Mais le débat sur les solutions pour endiguer la propagation de la crise n'a pas été tranché à Strasbourg, notamment le point le plus épineux, au coeur d'un bras de fer entre Paris et Berlin: une intervention plus déterminée de la Banque centrale européenne (BCE) pour acheter de la dette des pays en difficulté, à l'instar de ce que fait la Réserve fédérale américaine.

Les marchés se sont d'ailleurs montrés déçus, passant dans le rouge après le sommet alors qu'ils avaient ouvert sur un rebond.
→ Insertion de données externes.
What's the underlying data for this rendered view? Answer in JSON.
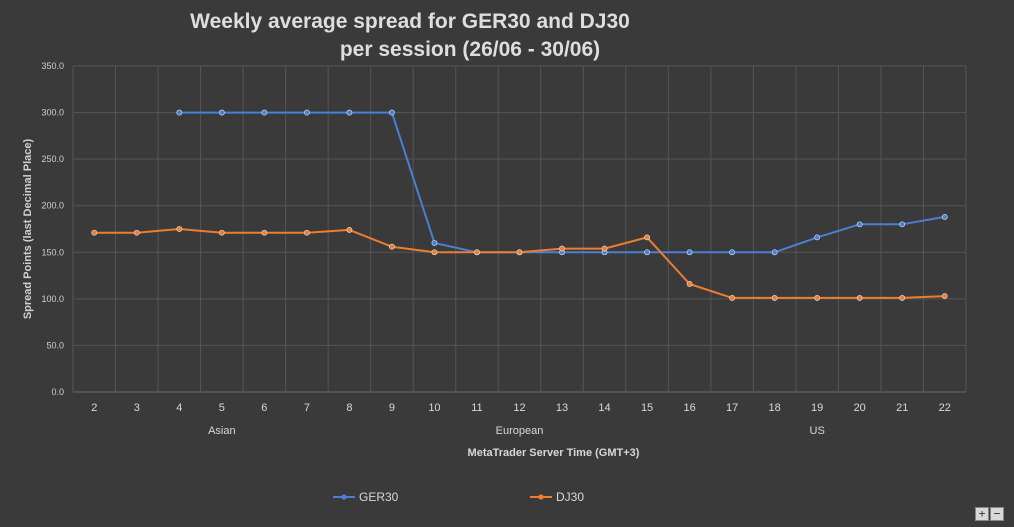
{
  "chart_data": {
    "type": "line",
    "title_line1": "Weekly average spread for GER30 and DJ30",
    "title_line2": "per session (26/06 - 30/06)",
    "xlabel": "MetaTrader Server Time (GMT+3)",
    "ylabel": "Spread Points  (last Decimal Place)",
    "ylim": [
      0,
      350
    ],
    "yticks": [
      "0.0",
      "50.0",
      "100.0",
      "150.0",
      "200.0",
      "250.0",
      "300.0",
      "350.0"
    ],
    "categories": [
      "2",
      "3",
      "4",
      "5",
      "6",
      "7",
      "8",
      "9",
      "10",
      "11",
      "12",
      "13",
      "14",
      "15",
      "16",
      "17",
      "18",
      "19",
      "20",
      "21",
      "22"
    ],
    "sessions": [
      {
        "label": "Asian",
        "from": "2",
        "to": "8"
      },
      {
        "label": "European",
        "from": "9",
        "to": "15"
      },
      {
        "label": "US",
        "from": "16",
        "to": "22"
      }
    ],
    "grid": true,
    "legend_position": "bottom",
    "series": [
      {
        "name": "GER30",
        "color": "#4a7fd4",
        "values": [
          null,
          null,
          300,
          300,
          300,
          300,
          300,
          300,
          160,
          150,
          150,
          150,
          150,
          150,
          150,
          150,
          150,
          166,
          180,
          180,
          188
        ]
      },
      {
        "name": "DJ30",
        "color": "#ed7d31",
        "values": [
          171,
          171,
          175,
          171,
          171,
          171,
          174,
          156,
          150,
          150,
          150,
          154,
          154,
          166,
          116,
          101,
          101,
          101,
          101,
          101,
          103
        ]
      }
    ]
  },
  "controls": {
    "zoom_in": "+",
    "zoom_out": "−"
  }
}
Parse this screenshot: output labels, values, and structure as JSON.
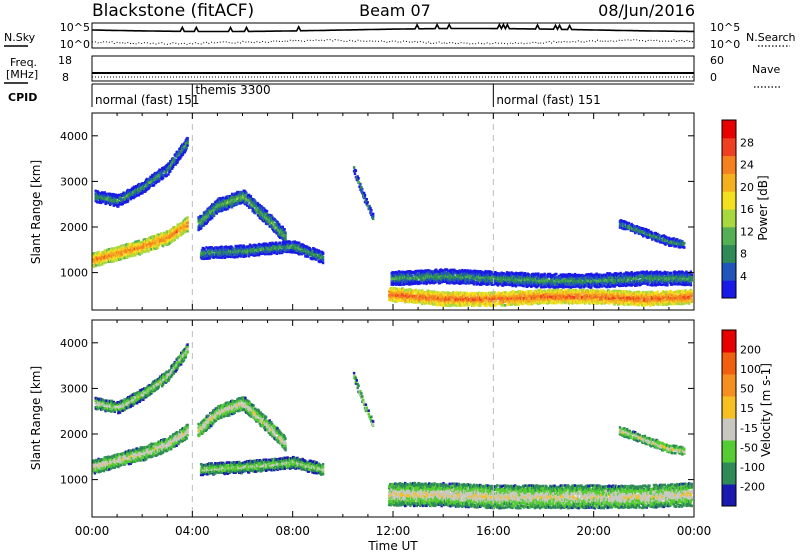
{
  "header": {
    "station": "Blackstone (fitACF)",
    "beam": "Beam 07",
    "date": "08/Jun/2016"
  },
  "summary": {
    "nsky_label": "N.Sky",
    "nsearch_label": "N.Search",
    "noise_ticks_left": [
      "10^5",
      "10^0"
    ],
    "noise_ticks_right": [
      "10^5",
      "10^0"
    ],
    "freq_label": "Freq.",
    "freq_unit": "[MHz]",
    "freq_ticks": [
      "18",
      "8"
    ],
    "nave_label": "Nave",
    "nave_ticks": [
      "60",
      "0"
    ],
    "cpid_label": "CPID",
    "cpid_segments": [
      {
        "label": "normal (fast) 151",
        "start": 0,
        "end": 4
      },
      {
        "label": "themis 3300",
        "start": 4,
        "end": 16
      },
      {
        "label": "normal (fast) 151",
        "start": 16,
        "end": 24
      }
    ]
  },
  "axes": {
    "xlabel": "Time UT",
    "xticks": [
      "00:00",
      "04:00",
      "08:00",
      "12:00",
      "16:00",
      "20:00",
      "00:00"
    ],
    "ylabel": "Slant Range [km]",
    "yticks": [
      "1000",
      "2000",
      "3000",
      "4000"
    ]
  },
  "power_colorbar": {
    "label": "Power [dB]",
    "ticks": [
      "4",
      "8",
      "12",
      "16",
      "20",
      "24",
      "28"
    ],
    "colors": [
      "#1a1ae6",
      "#2255bb",
      "#2e8b57",
      "#55b055",
      "#a8d840",
      "#f5e020",
      "#f5b020",
      "#f58020",
      "#ee4020",
      "#e60000"
    ]
  },
  "velocity_colorbar": {
    "label": "Velocity [m s-1]",
    "ticks": [
      "200",
      "100",
      "50",
      "15",
      "-15",
      "-50",
      "-100",
      "-200"
    ],
    "colors": [
      "#1a1ab0",
      "#2e8b57",
      "#55cc33",
      "#c8c8c0",
      "#f5c020",
      "#f59020",
      "#f06010",
      "#e60000"
    ]
  },
  "chart_data": [
    {
      "type": "heatmap",
      "title": "Power",
      "xlabel": "Time UT",
      "ylabel": "Slant Range [km]",
      "xlim": [
        0,
        24
      ],
      "ylim": [
        180,
        4500
      ],
      "colorbar": "Power [dB]",
      "bands": [
        {
          "x": [
            0,
            1,
            2,
            3,
            3.8
          ],
          "y": [
            1300,
            1450,
            1600,
            1800,
            2100
          ],
          "width": 300,
          "value": 24
        },
        {
          "x": [
            0.1,
            1,
            2,
            3,
            3.8
          ],
          "y": [
            2700,
            2600,
            2900,
            3300,
            3900
          ],
          "width": 250,
          "value": 10
        },
        {
          "x": [
            4.2,
            5,
            6,
            7,
            7.7
          ],
          "y": [
            2100,
            2500,
            2700,
            2200,
            1800
          ],
          "width": 300,
          "value": 12
        },
        {
          "x": [
            4.3,
            6,
            8,
            9.2
          ],
          "y": [
            1450,
            1500,
            1600,
            1350
          ],
          "width": 250,
          "value": 10
        },
        {
          "x": [
            11.8,
            14,
            16,
            18,
            20,
            22,
            23.9
          ],
          "y": [
            550,
            450,
            450,
            500,
            500,
            450,
            500
          ],
          "width": 300,
          "value": 26
        },
        {
          "x": [
            11.9,
            14,
            16,
            18,
            20,
            22,
            23.9
          ],
          "y": [
            900,
            950,
            900,
            850,
            850,
            900,
            900
          ],
          "width": 300,
          "value": 10
        },
        {
          "x": [
            10.4,
            10.8,
            11.2
          ],
          "y": [
            3300,
            2700,
            2200
          ],
          "width": 150,
          "value": 10
        },
        {
          "x": [
            21,
            22,
            23,
            23.6
          ],
          "y": [
            2100,
            1900,
            1700,
            1650
          ],
          "width": 180,
          "value": 10
        }
      ]
    },
    {
      "type": "heatmap",
      "title": "Velocity",
      "xlabel": "Time UT",
      "ylabel": "Slant Range [km]",
      "xlim": [
        0,
        24
      ],
      "ylim": [
        180,
        4500
      ],
      "colorbar": "Velocity [m s-1]",
      "bands": [
        {
          "x": [
            0,
            1,
            2,
            3,
            3.8
          ],
          "y": [
            1300,
            1450,
            1600,
            1800,
            2100
          ],
          "width": 300,
          "value": 0
        },
        {
          "x": [
            0.1,
            1,
            2,
            3,
            3.8
          ],
          "y": [
            2700,
            2600,
            2900,
            3300,
            3900
          ],
          "width": 250,
          "value": -30
        },
        {
          "x": [
            4.2,
            5,
            6,
            7,
            7.7
          ],
          "y": [
            2100,
            2500,
            2700,
            2200,
            1800
          ],
          "width": 300,
          "value": 0
        },
        {
          "x": [
            4.3,
            6,
            8,
            9.2
          ],
          "y": [
            1250,
            1300,
            1400,
            1250
          ],
          "width": 250,
          "value": -40
        },
        {
          "x": [
            11.8,
            14,
            16,
            18,
            20,
            22,
            23.9
          ],
          "y": [
            700,
            700,
            650,
            650,
            650,
            650,
            700
          ],
          "width": 500,
          "value": 0
        },
        {
          "x": [
            10.4,
            10.8,
            11.2
          ],
          "y": [
            3300,
            2700,
            2200
          ],
          "width": 150,
          "value": -30
        },
        {
          "x": [
            21,
            22,
            23,
            23.6
          ],
          "y": [
            2100,
            1900,
            1700,
            1650
          ],
          "width": 180,
          "value": 0
        }
      ]
    }
  ]
}
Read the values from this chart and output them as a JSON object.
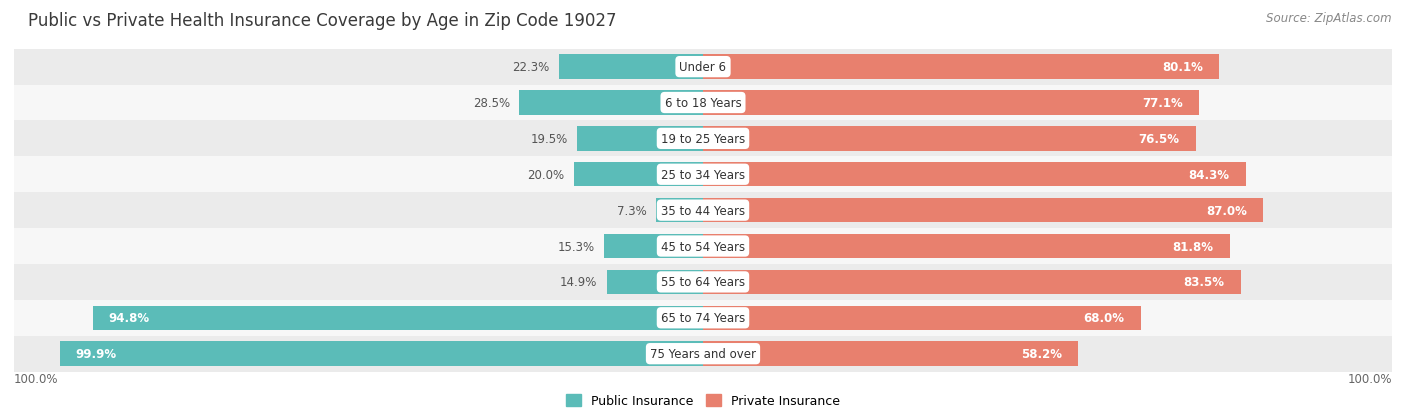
{
  "title": "Public vs Private Health Insurance Coverage by Age in Zip Code 19027",
  "source": "Source: ZipAtlas.com",
  "categories": [
    "Under 6",
    "6 to 18 Years",
    "19 to 25 Years",
    "25 to 34 Years",
    "35 to 44 Years",
    "45 to 54 Years",
    "55 to 64 Years",
    "65 to 74 Years",
    "75 Years and over"
  ],
  "public_values": [
    22.3,
    28.5,
    19.5,
    20.0,
    7.3,
    15.3,
    14.9,
    94.8,
    99.9
  ],
  "private_values": [
    80.1,
    77.1,
    76.5,
    84.3,
    87.0,
    81.8,
    83.5,
    68.0,
    58.2
  ],
  "public_color": "#5bbcb8",
  "private_color": "#e8806e",
  "public_label": "Public Insurance",
  "private_label": "Private Insurance",
  "row_bg_colors": [
    "#ebebeb",
    "#f7f7f7"
  ],
  "title_fontsize": 12,
  "source_fontsize": 8.5,
  "bar_label_fontsize": 8.5,
  "cat_label_fontsize": 8.5,
  "legend_fontsize": 9,
  "x_left_label": "100.0%",
  "x_right_label": "100.0%"
}
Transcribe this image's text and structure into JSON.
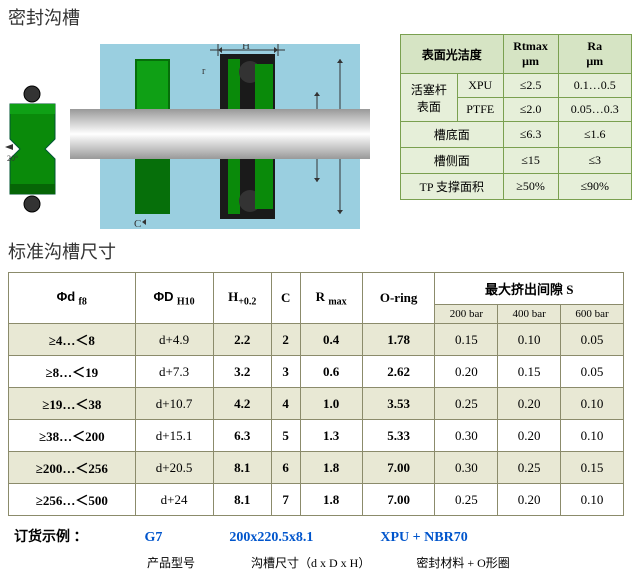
{
  "titles": {
    "groove": "密封沟槽",
    "std": "标准沟槽尺寸",
    "order": "订货示例 ："
  },
  "surface": {
    "head": [
      "表面光洁度",
      "Rtmax\nμm",
      "Ra\nμm"
    ],
    "rowspan_label": "活塞杆\n表面",
    "rows": [
      [
        "XPU",
        "≤2.5",
        "0.1…0.5"
      ],
      [
        "PTFE",
        "≤2.0",
        "0.05…0.3"
      ],
      [
        "槽底面",
        "≤6.3",
        "≤1.6"
      ],
      [
        "槽侧面",
        "≤15",
        "≤3"
      ],
      [
        "TP 支撑面积",
        "≥50%",
        "≤90%"
      ]
    ]
  },
  "main": {
    "head": [
      "Φd f8",
      "ΦD H10",
      "H+0.2",
      "C",
      "R max",
      "O-ring",
      "最大挤出间隙 S"
    ],
    "sub": [
      "200 bar",
      "400 bar",
      "600 bar"
    ],
    "rows": [
      [
        "≥4…＜8",
        "d+4.9",
        "2.2",
        "2",
        "0.4",
        "1.78",
        "0.15",
        "0.10",
        "0.05"
      ],
      [
        "≥8…＜19",
        "d+7.3",
        "3.2",
        "3",
        "0.6",
        "2.62",
        "0.20",
        "0.15",
        "0.05"
      ],
      [
        "≥19…＜38",
        "d+10.7",
        "4.2",
        "4",
        "1.0",
        "3.53",
        "0.25",
        "0.20",
        "0.10"
      ],
      [
        "≥38…＜200",
        "d+15.1",
        "6.3",
        "5",
        "1.3",
        "5.33",
        "0.30",
        "0.20",
        "0.10"
      ],
      [
        "≥200…＜256",
        "d+20.5",
        "8.1",
        "6",
        "1.8",
        "7.00",
        "0.30",
        "0.25",
        "0.15"
      ],
      [
        "≥256…＜500",
        "d+24",
        "8.1",
        "7",
        "1.8",
        "7.00",
        "0.25",
        "0.20",
        "0.10"
      ]
    ]
  },
  "order": {
    "model": "G7",
    "dim": "200x220.5x8.1",
    "mat": "XPU + NBR70",
    "sub1": "产品型号",
    "sub2": "沟槽尺寸（d x D x H）",
    "sub3": "密封材料 + O形圈"
  },
  "colors": {
    "green_l": "#e6efd9",
    "green_d": "#d6e4c4",
    "olive": "#e8e8d4",
    "cyan": "#9acfe0",
    "seal_g": "#0a8a0a"
  }
}
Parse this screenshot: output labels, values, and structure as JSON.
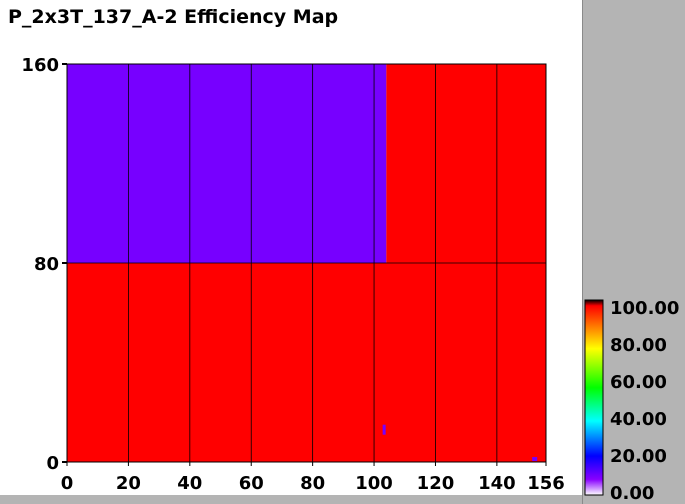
{
  "chart_data": {
    "type": "heatmap",
    "title": "P_2x3T_137_A-2 Efficiency Map",
    "xlabel": "",
    "ylabel": "",
    "xlim": [
      0,
      156
    ],
    "ylim": [
      0,
      160
    ],
    "x_ticks": [
      "0",
      "20",
      "40",
      "60",
      "80",
      "100",
      "120",
      "140",
      "156"
    ],
    "y_ticks": [
      "0",
      "80",
      "160"
    ],
    "grid": true,
    "cells": [
      {
        "x0": 0,
        "x1": 104,
        "y0": 80,
        "y1": 160,
        "value": 20,
        "color": "#7700ff"
      },
      {
        "x0": 104,
        "x1": 156,
        "y0": 80,
        "y1": 160,
        "value": 100,
        "color": "#ff0000"
      },
      {
        "x0": 0,
        "x1": 156,
        "y0": 0,
        "y1": 80,
        "value": 100,
        "color": "#ff0000"
      }
    ],
    "colorbar": {
      "labels": [
        "100.00",
        "80.00",
        "60.00",
        "40.00",
        "20.00",
        "0.00"
      ],
      "stops": [
        "#000000",
        "#ff0000",
        "#ffff00",
        "#00ff00",
        "#00ffff",
        "#0000ff",
        "#8800ff",
        "#ffffff"
      ]
    }
  }
}
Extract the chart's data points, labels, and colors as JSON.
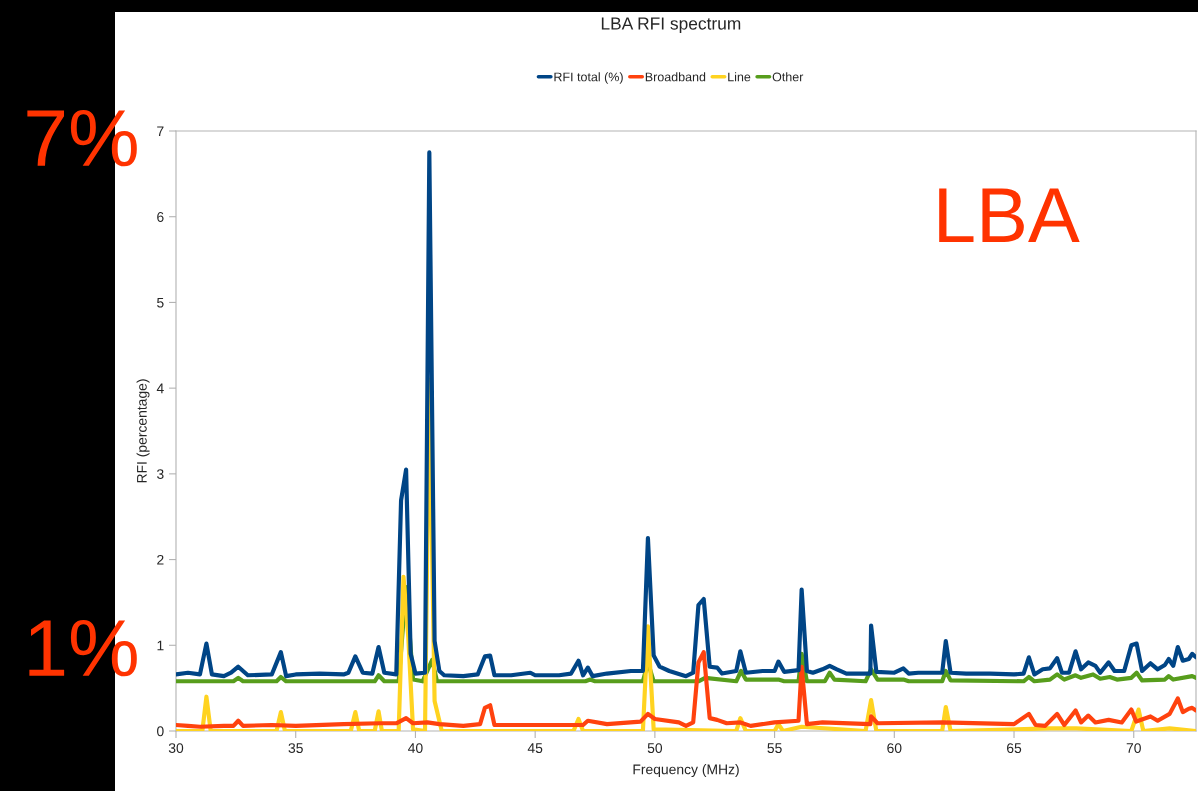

La France a fait monter la pression ces derniers jours, par la voix de plusieurs ministres, pour réclamer une telle implication de l'institut monétaire jugeant qu'il s'agit de la seule manière de stopper la crise de défiance.

«Ce qui ne va pas, c'est la confiance. C'est ça qu'il faut rétablir. Je pense --j'espère que la réflexion avancera-- que la BCE devrait jouer un rôle essentiel pour rétablir cette confiance», plaidait encore jeudi matin le numéro deux du gouvernement français, Alain Juppé.

Mais l'Allemagne s'y refuse parce que les statuts de la BCE, dont le rôle est officiellement de contenir l'inflation, ne le prévoient pas.

«Nous avons tous trois indiqué que dans le respect de l'indépendance de cette institution, il fallait s'abstenir de demandes positives ou négatives» à la BCE, a déclaré Nicolas Sarkozy après le sommet, faisant ainsi marche arrière sur ce point qui lui tenait pourtant particulièrement à coeur.

«Nous avons indiqué tous les trois notre confiance à la BCE et à ses dirigeants», a-t-il ajouté.

Il a reconnu qu'il s'agissait d'un «compromis», mais «un compromis positif». «J'essaie de comprendre les lignes rouges de l'Allemagne et elle de comprendre les lignes rouges de la France», s'est justifié le président français.

En revanche la dirigeante de la première économie européenne a obtenu l'aval de la France à une révision des traités européens, une solution qui suscitait pourtant les réserves de Nicolas Sarkozy il y encore peu de temps.

Paris et Berlin ont annoncé qu'ils feraient, avant le sommet européen du 9 décembre, des «propositions de modification des traités pour améliorer la gouvernance de la zone euro pour plus d'intégration et de convergence». Ils ont souhaité que Rome s'y associe.

Angela Merkel est allée encore plus loin, affirmant que cette révision des textes devait permettre d'aboutir à une «union fiscale», une expression reprise par Mario Monti mais jamais par Nicolas Sarkozy.

Mais la chancelière a mis les points sur les «i» face aux rumeurs de marchandage entre Paris et Berlin: «le président français vient de souligner que la BCE est indépendante et donc les modifications éventuelles de traité ne concernent pas la BCE».

De la même manière, elle a fermé la porte à une proposition d'euro-obligations pour mutualiser les dettes européennes, remise sur la table par Bruxelles. «Les eurobonds feraient que les différences de taux (entre les pays européens) seraient nivelées, et ce ne serait donc pas un bon signal» car cela masquerait les disparités entre économies, a tranché Angela Merkel.

Nicolas Sarkozy a fini par une mise en garde aux autres pays de l'Union européenne. «S'il y avait des refus» sur la réforme des traités «nous aurions une autre stratégie», éventuellement via des «accords intergouvernementaux», ce qui pourrait exclure certains Etats récalcitrants, a-t-il prévenu.